Запах кожи, такой мужественный, смешиваясь с запахами лантинской
стряпни, создавал какое-то странное ощущение цельности, которого Даниэла
не могла себе объяснить. Йинь и янь - мужское и женское начало.
Ее решимость порвать с Лантиным колебалось в ее сознании, как пламя
свечи на ветру. По правде говоря, ей нравились вещи, которые он ей
дарил. В них был приятный аромат декаданса. Вот, например, это ее
домашнее платье было абсолютно декадентским. Оно ласкает тело при каждом
движении. Да и сам Лантин был декадентом до мозга костей, и это странным
образом тоже ее возбуждало. Возвышенная музыка Моцарта ласкала ее слух,
как проза Реже - мозговые извилины.
Она буквально купалась в море эмоций, раскрепощающих ее желания. Не
было ни вчера, ни завтра. Только бесконечно длящееся здесь и теперь.
Она глотала страницу за страницей, пока не услышала голос Лантина:
- Подымайся.
Она повиновалась.
Ее глаза, хотя и порядком остекленевшие, поймали похотливый взгляд,
который он бросил на ее вздернутые груди, соски и живот, просвечивающие
сквозь тонкий шелк. Высокие каблуки создавали впечатление, что ноги,
облитые шелковыми чулками, бесконечны как вселенная.
Лантин сменил пластинку.
- Ты проголодалась?
- Еще бы!
- Тогда пошли.
Она двинулась, но Лантин изменил направление ее движения, и скоро они
уперлись в книжный шкаф
- Покажи руки.
Она выполнила требование и, даже не успев сообразить, что происходит,
услышала клик-клак защелкнувшихся на ее запястьях очень изящных,
никелированных наручников.
Даниэла вытаращилась на него, ничего не понимая.
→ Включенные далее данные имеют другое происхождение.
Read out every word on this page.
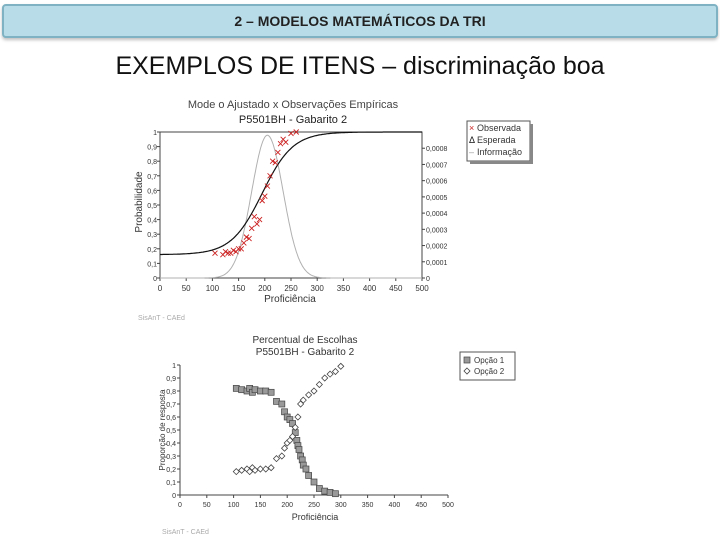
2 – MODELOS MATEMÁTICOS DA TRI
EXEMPLOS DE ITENS – discriminação boa
0 50 100 150 200 250 300 350 400 450 500
0
0,1
0,2
0,3
0,4
0,5
0,6
0,7
0,8
0,9
1
0
0,0001
0,0002
0,0003
0,0004
0,0005
0,0006
0,0007
0,0008
Mode o Ajustado x Observações Empíricas
P5501BH - Gabarito 2
Proficiência
Probabilidade
× Observada
Δ Esperada
– Informação
SisAnT - CAEd
0	50 100 150 200 250 300 350 400 450 500
0
0,1
0,2
0,3
0,4
0,5
0,6
0,7
0,8
0,9
1
Percentual de Escolhas
P5501BH - Gabarito 2
Proficiência
Proporção de resposta
Opção 1
Opção 2
SisAnT - CAEd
Если бы он сказал:
"Подыми руки", - она бы могла догадаться о его намерениях, особенно
учитывая величину бугра, образовавшегося спереди его брюк. Она подумала,
что это, наверно, больно, когда член вот так упирается в жесткую
материю.
- Повернись.
Казалось, она была не в силах даже пошевелиться. Потом почувствовала
его грубые руки на своих плечах, разворачивающие ее лицом к стеклянной
дверце шкафа. Схватив ее скованные руки за цепочку, он поднял их вверх
так, что Даниэла едва касалась пола. Он фактически подвесил ее на крюк,
вделанный в одну из полок.
- Мы будем есть через пару минут.
Ее платье от Диора было тотчас же задрано. Звук расстегиваемой молнии
на джинсах корябнул по мелодии Моцарта. Шрам, увечащий прекрасное лицо.
Даниэла поняла, что сейчас произойдет, за мгновение до того, как это
случилось. Героиню романа Реже тоже таким образом заставили доказывать
свою любовь и преданность. Причем это унижение было первым из многих.
Она невольно вскрикнула, почувствовав, как его раскаленный член
входит в нее. Казалось, он вырос вчетверо против своих обычных размеров.
Инстинктивно она выгнула спину, предоставив таким образом свои ягодицы в
его полное распоряжение.
Ощущение было такое, словно ее оседлал жеребец. Ничего приятного в
этом не было. Унижение и липкий ужас мгновенно очистили ее сознание от
паров опиума. Сладкая мелодия Моцарта казалась издевкой.
Она вспомнила эпизод из романа, который только что читала. Бедная О!
Ее возлюбленный первым овладел ею именно таким способом, а потом и его
друзья. А предварительно они отстегали ее кнутом. И кольцо с инициалами
ее возлюбленного засунули в нижние губы.
Но бедная О терпела ради любви. Лантин, конечно, недаром ей эту
книжку подсунул. Это чтоб каким-то образом ее подготовить к тому, что он
собирался с ней сделать. И сам акт замыслен как этап своеобразной школы
мужества.
Но Лантин, видно, не внимательно читал. Он упустил в истории самое
главное. Героиню спрашивали на каждом этапе испытаний, согласна ли она
перенести его. И на каждом этапе она давала свое согласие. Пока ее
измученная душа не освободила ее от традиционных женских цепей, дав ей
безграничную власть над мужчинами.
Лантин же ничего не спрашивал у Даниэлы. Ему не нужно было ее
согласие. Из истории О он понял только ее поверхностный смысл: мужчина
заставил женщину выполнять его прихоти. Но он не понял, что подчинение
женщины - это ее сила, а не слабость. И за свою непонятливость он
заплатит.
Таким образом он заставил Даниэлу принять решение.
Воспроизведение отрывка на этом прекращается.